Perjanjian gencatan senjata ini akan dimulai persis sehari sebelum terpilih Presiden AS Donald Trump dilantik, di mana ia mengancam “neraka” jika damai tidak terjadi.
Di tengah gencatan senjata yang sedang berlangsung di Gaza, pasukan keamanan Israel, dengan dukungan helikopter, melancarkan serangan di kota Jenin pada Selasa (21/1/2025), menewaskan setidaknya sembilan warga Palestina. Perdana Menteri Benjamin Netanyahu menyebut operasi ini sebagai “operasi militer besar-besaran dan signifikan,” yang bertujuan untuk melawan kelompok militan yang didukung Iran.
Operasi militer ini diumumkan sehari setelah Presiden AS Donald Trump mencabut sanksi terhadap pemukim ultranasionalis Israel yang menyerang desa-desa Palestina.
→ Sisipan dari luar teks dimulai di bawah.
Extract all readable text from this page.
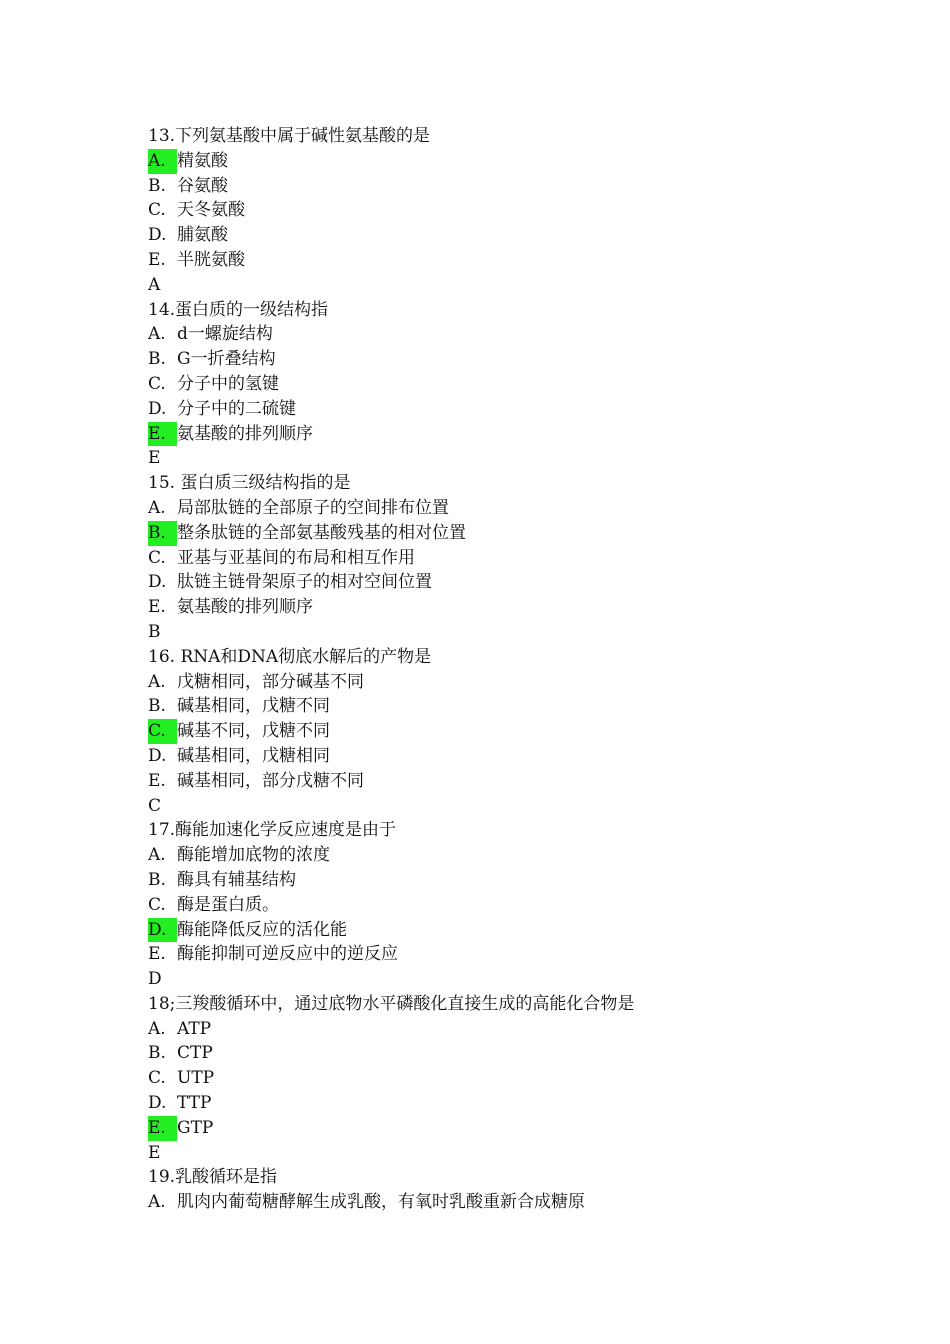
13.下列氨基酸中属于碱性氨基酸的是
A. 精氨酸
B. 谷氨酸
C. 天冬氨酸
D. 脯氨酸
E. 半胱氨酸
A
14.蛋白质的一级结构指
A. d一螺旋结构
B. G一折叠结构
C. 分子中的氢键
D. 分子中的二硫键
E. 氨基酸的排列顺序
E
15. 蛋白质三级结构指的是
A. 局部肽链的全部原子的空间排布位置
B. 整条肽链的全部氨基酸残基的相对位置
C. 亚基与亚基间的布局和相互作用
D. 肽链主链骨架原子的相对空间位置
E. 氨基酸的排列顺序
B
16. RNA和DNA彻底水解后的产物是
A. 戊糖相同，部分碱基不同
B. 碱基相同，戊糖不同
C. 碱基不同，戊糖不同
D. 碱基相同，戊糖相同
E. 碱基相同，部分戊糖不同
C
17.酶能加速化学反应速度是由于
A. 酶能增加底物的浓度
B. 酶具有辅基结构
C. 酶是蛋白质。
D. 酶能降低反应的活化能
E. 酶能抑制可逆反应中的逆反应
D
18;三羧酸循环中，通过底物水平磷酸化直接生成的高能化合物是
A. ATP
B. CTP
C. UTP
D. TTP
E. GTP
E
19.乳酸循环是指
A. 肌肉内葡萄糖酵解生成乳酸，有氧时乳酸重新合成糖原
Netanyahu menyatakan bahwa serangan ini merupakan langkah baru dalam ofensif melawan militan yang didukung Iran di wilayah Gaza, Lebanon, Suriah, Yaman, serta di Yudea dan Samaria-istilah yang digunakan Israel untuk Tepi Barat yang diduduki.
Gencatan senjata Israel-Palestina bervariasi tergantung pada perspektif politik, kemanusiaan, dan keagamaan masing-masing individu atau kelompok.
Tentunya gencatan senjata ini sudah lama menjadi impian masyarakat. Banyak negara dan organisasi internasional, seperti PBB, mendukung gencatan senjata sebagai langkah untuk mengurangi penderitaan warga sipil dan menciptakan kondisi untuk negosiasi damai yang lebih permanen.
Mereka berharap gencatan senjata dapat membuka jalan untuk solusi dua negara yang lebih adil.
Gencatan senjata ini sebagian besar warga Palestina menyambut baik sebagai langkah untuk mengakhiri kekerasan dan serangan udara yang menghancurkan wilayah mereka. Namun, mereka juga sering kali menganggap bahwa gencatan senjata sementara saja tidak menyelesaikan akar masalah, seperti penjajahan dan blokade yang berlangsung lama.
Namun, ada pula yang optimis merasa bahwa gencatan senjata bisa digunakan oleh kelompok militan. seperti Hamas untuk memperkuat posisinya dan mempersiapkan serangan baru.
Bahkan organisasi hak asasi manusia (HAM), mengkritik bahwa gencatan senjata sering kali hanya mengarah pada penghentian kekerasan sementara, tanpa menyelesaikan masalah mendasar yang lebih luas, seperti hak-hak rakyat Palestina.
Meskipun gencatan senjata sering dianggap sebagai langkah positif untuk mengurangi kekerasan langsung, banyak pihak yang menekankan perlunya solusi jangka panjang yang lebih komprehensif untuk mencapai perdamaian yang adil dan lestari.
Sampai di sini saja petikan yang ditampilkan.